Imagine traveling to the ophthalmology office in a self-driving car. I’d drink my coffee, peruse the morning headlines on my iPhone, read email, check Instagram, and maybe even relax (though probably not). It’s not difficult to imagine this future. Tesla promotes its self-driving hardware on its website, describing the onboard computer as one that “provides a view of the world that a driver alone cannot access.” Last year, Google spun off its self-driving car project to create the company Waymo, which is engaging Phoenix residents in a public pilot program of self-driving vehicles. These cars are an application of artificial intelligence (AI) and deep learning algorithms; according to the industry, they hold the promise of safer driving and nondistracted drivers.
AI is also on the cusp of transforming health care. While AI has had medical applications for decades, recent advances in neural network algorithms, which are loosely modeled on the human brain and are called convolutional neural networks (CNNs), have propelled deep learning into practical patient care. In concert with more powerful graphics processing units (GPUs), more powerful computers, and the explosion of digital data, AI is fast finding a home in health care.
IBM Watson, a well-known player in health care AI, was initially developed by IBM to answer questions on “Jeopardy!” Today, IBM Watson is quickly moving beyond question-answering functions. In 2015, IBM acquired Merge Healthcare, a company that stores and analyzes medical images, for $1 billion. Their goal is for IBM Watson to analyze images, make accurate diagnoses, and provide clinical decision support. Dozens of companies are jumping into the medical AI arena, including Hewlett Packard, Dell, Apple, Sentient Technologies, and Deep Genomics.
Much of our medical data is currently in the form of images and is interpreted by human beings, usually MDs. Because much of the work of radiologists is image based, radiology may be the field with the greatest progress in medical AI. Keith J. Dreyer, DO, PhD, predicts that radiologists will be at the forefront of integrating AI into clinical practice. He advocates for AI as a tool to augment the work of physicians, but not to automate it. Dr. Dreyer is the director of the Center for Clinical Data Science at Massachusetts General Hospital in Boston, which has partnered with Nvidia, a tech company that designs GPUs for gaming. The hospital has a database of 10 billion medical images. The deep neural network supercomputer will compare a patient’s history and test results with the data collected from other patient’s phenotypic, genetic, and imaging data to provide clinical support to radiologists, oncologists, and other physicians.

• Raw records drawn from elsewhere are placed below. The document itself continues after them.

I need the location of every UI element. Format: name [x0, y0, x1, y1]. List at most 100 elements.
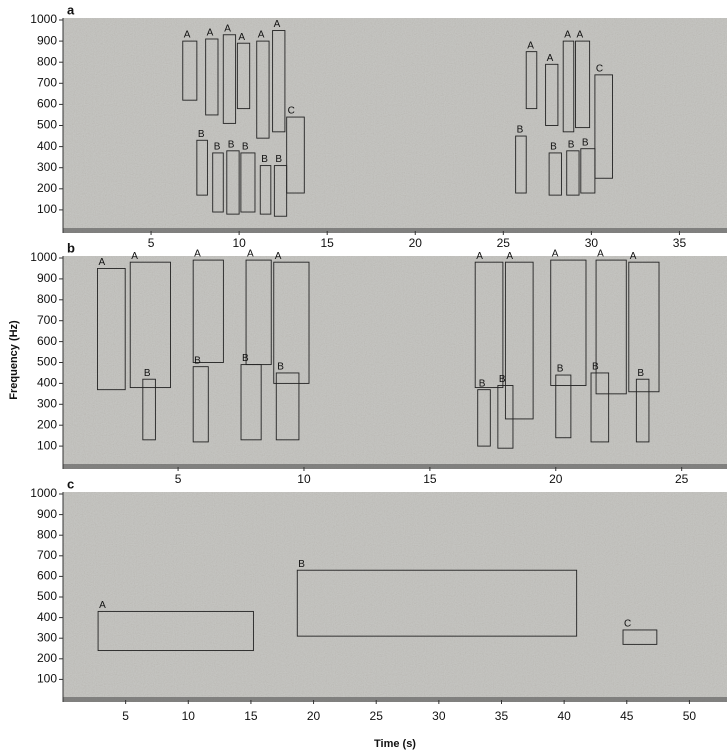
box-label: B — [499, 374, 506, 385]
x-tick-label: 10 — [182, 709, 196, 723]
box-label: B — [557, 364, 564, 375]
box-label: A — [476, 251, 483, 262]
box-label: B — [194, 355, 201, 366]
spectrogram-noise — [63, 18, 727, 233]
annotation-box — [545, 63, 559, 126]
panel-label: c — [67, 476, 74, 491]
y-tick-label: 200 — [37, 181, 57, 195]
annotation-box — [97, 610, 254, 652]
y-tick-label: 100 — [37, 438, 57, 452]
box-label: B — [275, 154, 282, 165]
annotation-box — [474, 261, 504, 389]
x-tick-label: 25 — [675, 472, 689, 486]
x-tick-label: 15 — [423, 472, 437, 486]
box-label: A — [98, 257, 105, 268]
box-label: A — [207, 28, 214, 39]
y-tick-label: 900 — [37, 33, 57, 47]
annotation-box — [566, 150, 580, 196]
y-tick-label: 300 — [37, 630, 57, 644]
annotation-box — [635, 378, 650, 443]
annotation-box — [525, 51, 538, 110]
box-label: A — [184, 30, 191, 41]
annotation-box — [575, 40, 591, 129]
box-label: A — [131, 251, 138, 262]
x-tick-label: 50 — [683, 709, 697, 723]
annotation-box — [497, 385, 514, 449]
box-label: A — [527, 40, 534, 51]
box-label: A — [630, 251, 637, 262]
y-tick-label: 600 — [37, 334, 57, 348]
y-tick-label: 500 — [37, 589, 57, 603]
annotation-box — [275, 372, 300, 441]
y-tick-label: 500 — [37, 118, 57, 132]
box-label: B — [582, 137, 589, 148]
box-label: A — [506, 251, 513, 262]
x-tick-label: 20 — [549, 472, 563, 486]
x-tick-label: 45 — [620, 709, 634, 723]
x-tick-label: 35 — [495, 709, 509, 723]
y-tick-label: 800 — [37, 292, 57, 306]
panel-label: a — [67, 2, 75, 17]
box-label: B — [242, 142, 249, 153]
box-label: B — [277, 362, 284, 373]
box-label: A — [577, 30, 584, 41]
x-tick-label: 25 — [370, 709, 384, 723]
y-tick-label: 700 — [37, 75, 57, 89]
box-label: B — [261, 154, 268, 165]
annotation-box — [222, 34, 237, 124]
box-label: B — [242, 353, 249, 364]
annotation-box — [256, 40, 270, 139]
box-label: A — [258, 30, 265, 41]
spectrogram-floor — [63, 228, 727, 233]
x-tick-label: 5 — [122, 709, 129, 723]
annotation-box — [296, 569, 578, 637]
box-label: B — [214, 142, 221, 153]
y-tick-label: 1000 — [30, 250, 57, 264]
x-tick-label: 15 — [321, 236, 335, 250]
y-tick-label: 300 — [37, 160, 57, 174]
annotation-box — [504, 261, 534, 420]
x-tick-label: 5 — [175, 472, 182, 486]
box-label: A — [194, 249, 201, 260]
annotation-box — [555, 374, 572, 439]
x-tick-label: 20 — [409, 236, 423, 250]
annotation-box — [562, 40, 575, 133]
annotation-box — [594, 74, 613, 179]
box-label: A — [564, 30, 571, 41]
y-tick-label: 900 — [37, 507, 57, 521]
annotation-box — [628, 261, 660, 393]
annotation-box — [580, 148, 596, 194]
annotation-box — [240, 364, 262, 441]
y-tick-label: 100 — [37, 672, 57, 686]
box-label: B — [637, 368, 644, 379]
box-label: C — [624, 619, 631, 630]
box-label: A — [552, 249, 559, 260]
box-label: C — [288, 106, 295, 117]
y-tick-label: 800 — [37, 54, 57, 68]
x-tick-label: 10 — [232, 236, 246, 250]
box-label: B — [479, 378, 486, 389]
box-label: B — [568, 139, 575, 150]
x-tick-label: 35 — [673, 236, 687, 250]
annotation-box — [212, 152, 224, 213]
spectrogram-noise — [63, 492, 727, 702]
y-tick-label: 900 — [37, 271, 57, 285]
annotation-box — [273, 261, 310, 384]
y-tick-label: 500 — [37, 355, 57, 369]
annotation-box — [548, 152, 562, 196]
y-tick-label: 1000 — [30, 486, 57, 500]
x-axis-label: Time (s) — [374, 738, 416, 750]
x-tick-label: 15 — [244, 709, 258, 723]
x-tick-label: 20 — [307, 709, 321, 723]
annotation-box — [182, 40, 198, 101]
y-tick-label: 400 — [37, 139, 57, 153]
annotation-box — [477, 389, 491, 447]
spectrogram-floor — [63, 464, 727, 469]
annotation-box — [590, 372, 610, 443]
box-label: B — [144, 368, 151, 379]
annotation-box — [515, 135, 527, 194]
panel-label: b — [67, 240, 75, 255]
x-tick-label: 30 — [432, 709, 446, 723]
annotation-box — [595, 259, 627, 395]
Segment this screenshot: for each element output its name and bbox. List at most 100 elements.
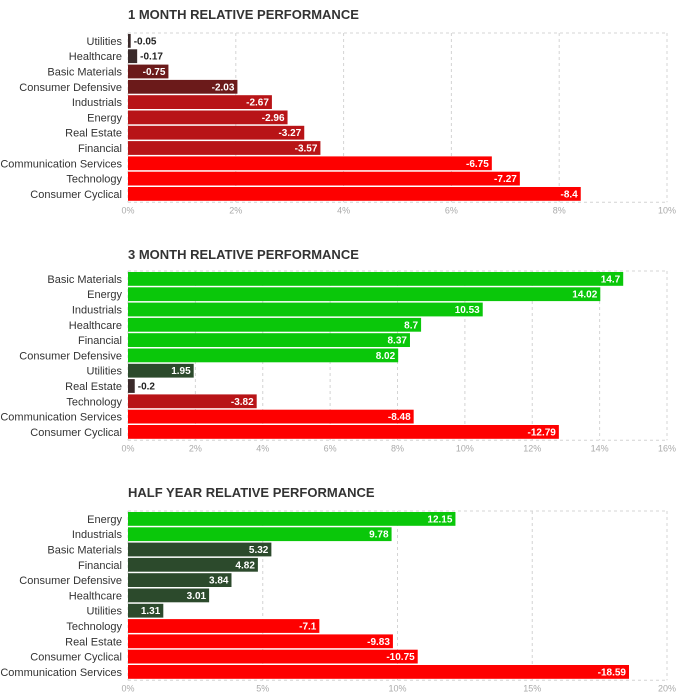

But what about ophthalmology? Both Google and IBM have published papers in the last few months about using CNNs to analyze fundus photographs to grade diabetic retinopathy and identify disease that should be referred to an ophthalmologist.
IBM Watson is also engaged in analyzing cup-to-disc ratios. Imagine the day when an app could integrate clinical information, such as visual fields and intraocular pressures, optical coherence tomography data, genomic data, information from our clinical trials, and Kalman filters to generate the risk of progression in 5 years and a suggested target pressure. AI might be able to recommend how often visual field testing should be performed on a particular patient based on the statistical risk of progression.
Physicians can choose to be skeptical about the role of AI in clinical decision-making or afraid of being replaced by a machine. However, the rate of medical knowledge will soon double every 73 days.1 The IRIS Registry and other sources of big data provide vast amounts of information. AI and deep learning are necessary tools for physicians who cannot possibly process the explosion of data and medical information. It’s important for us to understand the power—and the limitations—of deep learning algorithms and to harness this powerful resource to assist us in applying technology and data to clinical care.
1 Drensen P. Trans Am Clin Climatol Assoc. 2011;122:48-58.